Alternative Risk-Free Rates (RFRs) to LIBOR have been proposed by the central banks and regulators in each of the key geographical areas. These are:

  • USD: The Alternative Reference Rates Committee (ARRC) has indicated that the new USD risk free rate will be SOFR (Secured Overnight Finance Rate), a rate based on overnight Treasury Repo rates. Trading in SOFR Futures and un-cleared Overnight Index Swaps referencing SOFR began at the end of 2018.
3. Do Barings’ funds hold any assets which don’t have documented fallback provisions?

In recent years it has become standard practice in debt documents to have some fallback language addressing the potential to transition to a replacement rate in the event that LIBOR is no longer used. Even prior to the introduction of specific language covering this topic, most credit agreements would contain language around the switch to a base or prime rate if LIBOR was unavailable for any reason.

Barings engaged PWC to review the strength of each asset’s contractual fallback language and agreed a transition risk rating for that asset. Barings has risk rated loans on-boarded subsequently, excepting assets originated in 2019 or later, as these assets generally had good fallbacks in place already. The focus in late 2021 was to ensure that GBP LIBOR assets had good fallback language, so their eventual transition would create as little uncertainty as possible and to minimize the risk that any GBP LIBOR asset could inadvertently fall back to a fixed rate.

Following the introduction of the Safe Harbor legislation, the Barings assessed fallback risk rating effectively became redundant and as a result it was determined that Barings will not capture it anymore.

Instead, this indicates that the directive action Barings could take regarding the USD LIBOR book could be to influence the transition timing in some instances, concentrating on timely outreach to Issuers and ensuring any refinancing includes strong fallback language.

4. For loans, who will lead the process to amend the contract of existing investments where a fallback provision is not included?

The Agent and the Borrower will typically lead the process, as generally the fallback provisions require both the Agent and Borrower to agree on a replacement rate. In some cases, Lenders may be required, or have a right, to object.

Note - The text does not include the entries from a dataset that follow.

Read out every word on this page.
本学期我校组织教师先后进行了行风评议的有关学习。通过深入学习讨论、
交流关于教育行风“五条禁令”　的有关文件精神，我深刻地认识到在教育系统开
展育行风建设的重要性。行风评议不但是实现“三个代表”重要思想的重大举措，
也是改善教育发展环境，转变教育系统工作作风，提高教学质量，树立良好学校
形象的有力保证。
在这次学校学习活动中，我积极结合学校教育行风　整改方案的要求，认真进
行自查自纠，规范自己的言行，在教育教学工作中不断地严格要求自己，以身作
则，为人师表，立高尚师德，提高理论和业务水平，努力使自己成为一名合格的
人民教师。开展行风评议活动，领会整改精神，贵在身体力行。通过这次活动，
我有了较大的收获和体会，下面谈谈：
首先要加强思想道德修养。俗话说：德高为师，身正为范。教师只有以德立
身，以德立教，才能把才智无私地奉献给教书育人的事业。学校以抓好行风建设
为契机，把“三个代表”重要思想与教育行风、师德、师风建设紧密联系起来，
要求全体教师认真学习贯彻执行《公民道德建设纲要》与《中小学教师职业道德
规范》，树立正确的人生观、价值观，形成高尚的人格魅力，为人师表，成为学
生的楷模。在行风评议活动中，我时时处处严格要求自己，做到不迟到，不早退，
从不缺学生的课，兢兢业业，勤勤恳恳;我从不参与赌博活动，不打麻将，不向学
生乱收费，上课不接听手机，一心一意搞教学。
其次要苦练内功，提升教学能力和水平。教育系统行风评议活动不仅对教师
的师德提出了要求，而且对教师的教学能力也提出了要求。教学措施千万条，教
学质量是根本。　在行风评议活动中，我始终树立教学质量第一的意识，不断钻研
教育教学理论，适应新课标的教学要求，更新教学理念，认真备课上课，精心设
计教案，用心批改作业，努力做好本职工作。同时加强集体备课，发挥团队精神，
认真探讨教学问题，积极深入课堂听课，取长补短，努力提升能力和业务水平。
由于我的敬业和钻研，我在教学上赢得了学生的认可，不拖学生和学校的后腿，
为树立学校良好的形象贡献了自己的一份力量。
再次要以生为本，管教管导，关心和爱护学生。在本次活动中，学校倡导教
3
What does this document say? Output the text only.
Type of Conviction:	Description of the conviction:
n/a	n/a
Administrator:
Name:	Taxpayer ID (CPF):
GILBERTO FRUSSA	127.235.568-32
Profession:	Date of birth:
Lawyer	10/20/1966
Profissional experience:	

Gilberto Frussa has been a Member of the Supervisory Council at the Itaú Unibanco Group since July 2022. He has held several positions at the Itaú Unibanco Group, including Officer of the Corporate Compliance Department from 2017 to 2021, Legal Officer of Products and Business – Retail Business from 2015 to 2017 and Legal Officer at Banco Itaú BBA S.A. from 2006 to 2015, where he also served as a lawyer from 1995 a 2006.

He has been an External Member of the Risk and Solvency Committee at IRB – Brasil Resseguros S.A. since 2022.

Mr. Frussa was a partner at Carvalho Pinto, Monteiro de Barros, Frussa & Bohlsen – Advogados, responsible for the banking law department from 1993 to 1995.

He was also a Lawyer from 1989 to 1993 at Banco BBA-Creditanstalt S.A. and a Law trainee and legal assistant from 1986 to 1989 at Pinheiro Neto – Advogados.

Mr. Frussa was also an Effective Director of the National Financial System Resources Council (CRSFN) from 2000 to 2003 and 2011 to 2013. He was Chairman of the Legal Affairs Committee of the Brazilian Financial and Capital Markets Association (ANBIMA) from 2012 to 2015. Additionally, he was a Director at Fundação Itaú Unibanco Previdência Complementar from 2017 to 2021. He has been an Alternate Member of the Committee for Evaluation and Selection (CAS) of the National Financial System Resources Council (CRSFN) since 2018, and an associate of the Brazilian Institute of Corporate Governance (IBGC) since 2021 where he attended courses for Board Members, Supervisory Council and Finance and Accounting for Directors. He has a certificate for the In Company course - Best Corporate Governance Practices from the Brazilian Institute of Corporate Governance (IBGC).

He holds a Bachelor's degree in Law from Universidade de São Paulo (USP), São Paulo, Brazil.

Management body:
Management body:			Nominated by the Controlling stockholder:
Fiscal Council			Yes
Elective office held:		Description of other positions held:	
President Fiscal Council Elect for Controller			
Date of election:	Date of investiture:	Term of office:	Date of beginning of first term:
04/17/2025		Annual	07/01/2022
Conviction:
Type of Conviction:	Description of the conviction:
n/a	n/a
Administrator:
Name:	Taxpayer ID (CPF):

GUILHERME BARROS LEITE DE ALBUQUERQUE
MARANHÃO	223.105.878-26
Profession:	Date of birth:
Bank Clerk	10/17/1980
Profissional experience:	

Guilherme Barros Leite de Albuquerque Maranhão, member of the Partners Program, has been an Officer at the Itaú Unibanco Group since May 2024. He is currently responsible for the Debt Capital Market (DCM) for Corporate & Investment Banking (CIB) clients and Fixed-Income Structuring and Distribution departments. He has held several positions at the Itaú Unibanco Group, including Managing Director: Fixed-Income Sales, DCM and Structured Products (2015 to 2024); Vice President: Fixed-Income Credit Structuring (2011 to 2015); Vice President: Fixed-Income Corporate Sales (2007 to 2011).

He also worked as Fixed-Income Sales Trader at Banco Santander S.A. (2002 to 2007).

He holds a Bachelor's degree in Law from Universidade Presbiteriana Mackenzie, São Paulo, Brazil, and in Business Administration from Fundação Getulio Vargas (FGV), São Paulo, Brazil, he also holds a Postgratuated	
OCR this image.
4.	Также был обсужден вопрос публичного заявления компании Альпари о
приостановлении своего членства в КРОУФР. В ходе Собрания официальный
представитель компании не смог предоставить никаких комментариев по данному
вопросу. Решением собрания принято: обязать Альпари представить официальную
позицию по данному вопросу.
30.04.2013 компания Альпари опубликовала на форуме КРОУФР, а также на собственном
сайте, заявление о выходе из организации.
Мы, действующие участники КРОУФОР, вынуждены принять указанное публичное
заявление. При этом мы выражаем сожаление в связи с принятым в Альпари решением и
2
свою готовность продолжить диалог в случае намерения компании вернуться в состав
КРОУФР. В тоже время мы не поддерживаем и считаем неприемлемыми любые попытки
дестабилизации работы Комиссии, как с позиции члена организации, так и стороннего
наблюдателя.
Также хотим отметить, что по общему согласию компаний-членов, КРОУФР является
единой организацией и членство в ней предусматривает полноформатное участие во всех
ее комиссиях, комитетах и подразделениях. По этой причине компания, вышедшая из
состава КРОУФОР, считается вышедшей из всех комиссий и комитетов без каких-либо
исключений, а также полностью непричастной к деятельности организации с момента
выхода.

5. What is Barings doing to manage the LIBOR exposure in impacted funds?

For public assets there is little to no action to take on individual assets. The knowledge of a change in rate in advance of actual transition would be material non-public information that the public teams would not have access to. For public assets we are generally “takers” of a transition.

For private assets, our deal teams who are responsible for the underwriting and monitoring of the assets are tracking the SOFR and LIBOR status. Where Barings is the agent, we are working with the Borrowers to transition to SOFR as amendments come up. We believe there are a limited number of assets where Barings is the agent and we don’t have ARRC hardwired transition language (meaning if there is no active amendment before June 30th, we naturally roll to SOFR on the next interest rate contract request). The Deal teams are targeting the Barings agented deals that don’t have hardwired language to work through the amendments. For deals where Barings is not the Agent, we will need to wait for the Borrowers and Agent to work through the plan, but the same fact set exists here where many of those assets have ARRC hardwired transition language.